Taiwan ist isoliert, im Notfall ist es allein auf sich gestellt. Was macht das mit den Menschen, war eine der Fragen, die ich mir stellte, bevor ich 2020 für sechs Monate nach Taiwan reiste. Verharren sie in Angst, erstarrt wie das Kaninchen vor der Schlange? Sind sie in permanenter Unruhe? Oder lehrt sie der seit Generationen antrainierte Pragmatismus, das Leben zu nehmen, wie es ist? Nichts scheint ihnen wertvoller als Sicherheit und Stabilität, erst recht in einem Land, wo der Boden beständig bebt und Gefahr vom Himmel droht. Das ist womöglich die einzige Konstante im Leben der Taiwaner: Sich mit den Unwägbarkeiten so gut es eben geht zu arrangieren, scheint wie eingebrannt in ihr Wesen. Es ist eben so, unabänderlich, sinnlos, sich deshalb allzu sehr zu grämen.
Ist es so, fragte ich mich? Oder ist es anders?
Meine letzte Woche in Taiwan ist angebrochen. Und kalt erwischt mich die Frage: Also hast du nun sechs Monate lang Urlaub gemacht? Nein, schon nicht, aber was dann? Es gab keinen Tag, an dem ich nicht am Schreibtisch saß. Und? Hast du geschrieben? Bist du vorangekommen? – Ja, nein, besser als ich dachte, aber eigentlich nicht, oder vielleicht? Die ersten beiden Monate ließ mir ein Intensivkurs Chinesisch keine Zeit, an irgendetwas anderes zu denken. Danach übersetzte ich Gedichte von taiwanischen Lyrikerinnen, las wissenschaftliche Texte über Chinas Situation während des Ersten Weltkriegs und paraphrasierte zwei chinesische Tagebücher aus dieser Zeit, schrieb an einem Roman.
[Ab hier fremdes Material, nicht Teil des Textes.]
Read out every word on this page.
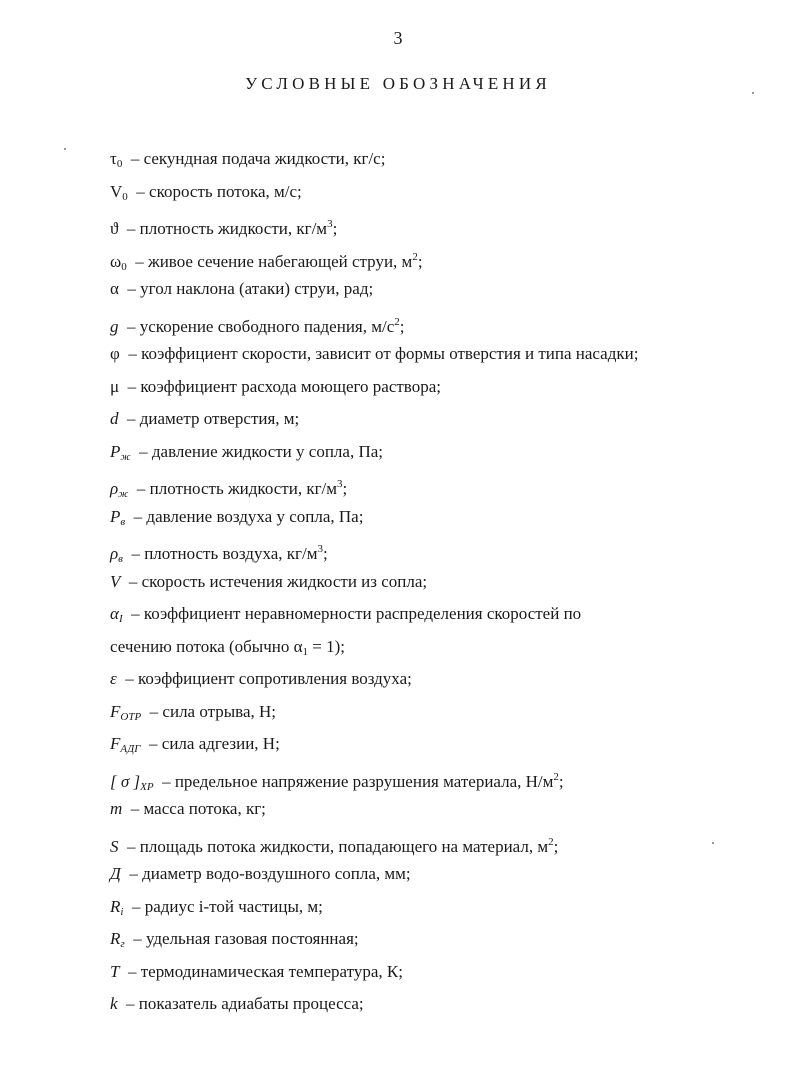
3
УСЛОВНЫЕ ОБОЗНАЧЕНИЯ
$\tau_0$ – секундная подача жидкости, кг/с;
$V_0$ – скорость потока, м/с;
ϑ – плотность жидкости, $кг/м^3$;
$\omega_0$ – живое сечение набегающей струи, $м^2$;
α – угол наклона (атаки) струи, рад;
g – ускорение свободного падения, $м/с^2$;
φ – коэффициент скорости, зависит от формы отверстия и типа насадки;
μ – коэффициент расхода моющего раствора;
d – диаметр отверстия, м;
$P_ж$ – давление жидкости у сопла, Па;
$\rho_ж$ – плотность жидкости, $кг/м^3$;
$P_в$ – давление воздуха у сопла, Па;
$\rho_в$ – плотность воздуха, $кг/м^3$;
V – скорость истечения жидкости из сопла;
$\alpha_I$ – коэффициент неравномерности распределения скоростей по
сечению потока (обычно $\alpha_1 = 1$);
ε – коэффициент сопротивления воздуха;
$F_{ОТР}$ – сила отрыва, Н;
$F_{АДГ}$ – сила адгезии, Н;
[ σ ]$_{ХР}$ – предельное напряжение разрушения материала, $Н/м^2$;
m – масса потока, кг;
S – площадь потока жидкости, попадающего на материал, $м^2$;
Д – диаметр водо-воздушного сопла, мм;
$R_i$ – радиус i-той частицы, м;
$R_г$ – удельная газовая постоянная;
T – термодинамическая температура, К;
k – показатель адиабаты процесса;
Ich unterhielt mich ausführlich mit den Menschen, vor allem Frauen, über Taiwan, ging durch Straßen, entdeckte bei jeder U-Bahn-Station eine andere Welt. Bis zum letzten Tag staune ich darüber: Auch wenn ich nicht schreibe, bin ich ein Notizbuch. So sagte es einmal der Aargauer Lyriker Klaus Merz.
Ich muss Abschied nehmen von Jiantan und dem Hügel gleich hinter meiner U-Bahn-Station, auf den ich gerne viel öfter gestiegen wäre, weil die verwunschenen Plätze, ausrangierten Fitnessgeräte in verlassenen Tempeln, auf den Boden gemalten Badmintonfelder unter tropisch wucherndem Palmengewächs und eine sich ständig wandelnde Aussicht auf die Stadt mich ver-rückt haben. Ich schreibe »wäre«, weil ich nur zweimal dort oben gewesen bin. Beide Male attackierten mich die Moskitos auf unerträgliche Weise, und beim zweiten Mal griff mich ein wilder Hund an, obwohl es, so meine Sprachlehrerin, in Taipei doch gar keine wilden Hunde gebe.